There is an ugly new permutation of the Melissa email virus that appears to be auto-responding to messages you sent to other people. Here's what happens: You send an email so someone--anyone, a friend, co-worker, whoever--and then receive an auto-reply that looks like it was sent from that person. The message reads as follows:

Hi Paul!
I received your email and I shall send you a reply ASAP.
Till then, take a look at the attached zipped docs.
bye.
>

I actually received an auto-reply like this today from someone on the WinInfo mailing list. However, it's pretty clear that this person knew nothing about the virus and that's what really makes it so dangerous. Thanks to an earlier warning from Mike Gates, I knew not to open the attachment (and I probably would have: I was sitting there wondering what kind of person would attach a 250K file to an auto-reply when I remembered the virus warning from Mike).
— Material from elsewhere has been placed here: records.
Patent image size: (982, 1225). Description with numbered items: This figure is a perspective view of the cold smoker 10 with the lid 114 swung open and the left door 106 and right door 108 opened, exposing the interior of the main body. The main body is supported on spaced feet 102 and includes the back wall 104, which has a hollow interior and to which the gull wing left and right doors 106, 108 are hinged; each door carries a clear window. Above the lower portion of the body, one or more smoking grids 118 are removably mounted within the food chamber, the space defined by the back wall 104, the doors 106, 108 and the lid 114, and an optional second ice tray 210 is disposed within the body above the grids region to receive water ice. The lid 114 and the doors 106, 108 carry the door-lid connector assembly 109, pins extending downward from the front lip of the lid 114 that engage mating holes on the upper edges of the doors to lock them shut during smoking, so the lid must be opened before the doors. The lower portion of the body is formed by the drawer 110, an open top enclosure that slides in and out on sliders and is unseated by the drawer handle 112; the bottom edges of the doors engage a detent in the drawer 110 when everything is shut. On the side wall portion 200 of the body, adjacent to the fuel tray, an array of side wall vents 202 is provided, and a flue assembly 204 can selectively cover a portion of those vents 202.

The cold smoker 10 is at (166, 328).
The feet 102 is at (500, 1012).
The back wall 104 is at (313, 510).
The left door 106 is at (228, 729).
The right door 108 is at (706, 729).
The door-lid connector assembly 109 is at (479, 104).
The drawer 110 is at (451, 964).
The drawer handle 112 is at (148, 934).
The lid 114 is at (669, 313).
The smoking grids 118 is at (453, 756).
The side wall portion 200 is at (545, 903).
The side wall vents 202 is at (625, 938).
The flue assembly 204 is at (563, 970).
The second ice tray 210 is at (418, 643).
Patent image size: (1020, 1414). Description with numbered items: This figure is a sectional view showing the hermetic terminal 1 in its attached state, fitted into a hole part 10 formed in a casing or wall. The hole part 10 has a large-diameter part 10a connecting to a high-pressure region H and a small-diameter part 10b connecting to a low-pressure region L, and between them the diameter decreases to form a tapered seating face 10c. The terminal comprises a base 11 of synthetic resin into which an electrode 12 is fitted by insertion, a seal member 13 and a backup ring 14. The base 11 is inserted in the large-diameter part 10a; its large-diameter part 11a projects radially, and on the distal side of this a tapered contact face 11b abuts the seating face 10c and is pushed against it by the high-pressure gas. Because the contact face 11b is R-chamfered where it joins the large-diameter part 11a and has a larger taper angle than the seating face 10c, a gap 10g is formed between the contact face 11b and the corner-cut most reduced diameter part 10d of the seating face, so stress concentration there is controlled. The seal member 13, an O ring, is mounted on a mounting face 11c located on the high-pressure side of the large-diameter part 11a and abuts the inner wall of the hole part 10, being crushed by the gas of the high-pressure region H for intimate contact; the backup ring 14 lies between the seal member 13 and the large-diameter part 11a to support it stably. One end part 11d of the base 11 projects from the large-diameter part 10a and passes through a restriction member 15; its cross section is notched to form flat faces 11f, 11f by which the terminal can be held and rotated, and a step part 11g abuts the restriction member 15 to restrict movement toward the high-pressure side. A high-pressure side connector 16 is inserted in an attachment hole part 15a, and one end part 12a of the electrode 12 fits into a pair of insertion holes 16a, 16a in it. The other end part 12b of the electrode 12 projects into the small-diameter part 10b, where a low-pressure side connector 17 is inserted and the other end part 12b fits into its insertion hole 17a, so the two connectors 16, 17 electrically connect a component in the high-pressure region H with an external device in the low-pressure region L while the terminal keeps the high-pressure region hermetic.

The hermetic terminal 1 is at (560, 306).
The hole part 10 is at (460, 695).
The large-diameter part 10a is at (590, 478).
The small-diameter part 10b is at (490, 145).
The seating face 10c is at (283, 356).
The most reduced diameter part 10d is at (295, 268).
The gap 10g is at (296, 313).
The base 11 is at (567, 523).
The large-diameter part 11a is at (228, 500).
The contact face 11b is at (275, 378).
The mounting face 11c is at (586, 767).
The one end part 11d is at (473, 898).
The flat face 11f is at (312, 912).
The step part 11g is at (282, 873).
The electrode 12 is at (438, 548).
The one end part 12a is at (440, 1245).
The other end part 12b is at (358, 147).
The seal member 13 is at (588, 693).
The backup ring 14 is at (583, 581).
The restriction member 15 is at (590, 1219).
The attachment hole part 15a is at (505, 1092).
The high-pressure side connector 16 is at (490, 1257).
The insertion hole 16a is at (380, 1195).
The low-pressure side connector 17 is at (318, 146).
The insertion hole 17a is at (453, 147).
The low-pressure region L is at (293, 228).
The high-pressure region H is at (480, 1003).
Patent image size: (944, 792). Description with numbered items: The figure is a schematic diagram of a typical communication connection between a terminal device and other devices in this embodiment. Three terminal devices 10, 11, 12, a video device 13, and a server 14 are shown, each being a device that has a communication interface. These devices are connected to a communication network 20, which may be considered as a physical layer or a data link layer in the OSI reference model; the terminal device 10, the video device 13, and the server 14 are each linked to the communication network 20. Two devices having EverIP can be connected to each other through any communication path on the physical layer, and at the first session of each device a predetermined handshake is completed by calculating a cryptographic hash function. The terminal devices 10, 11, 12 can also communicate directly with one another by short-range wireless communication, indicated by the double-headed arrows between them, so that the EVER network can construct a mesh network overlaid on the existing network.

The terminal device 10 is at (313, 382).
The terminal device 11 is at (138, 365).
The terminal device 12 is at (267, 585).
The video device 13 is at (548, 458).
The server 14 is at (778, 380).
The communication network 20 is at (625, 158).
So what can you do to protect yourself? First of all, be on the lookout for auto-replies with the above quoted message. If you're using an anti-virus program (and you should be; so should I: After this little episode, I updated mine immediately) check their Web site for an update. I know that Symantec's Norton Anti Virus has already been updated, for example. They have a great explanation of this virus on their Web site as well.

In short, be prepared. And be aware of this issue before it surprises you, as it almost did to me.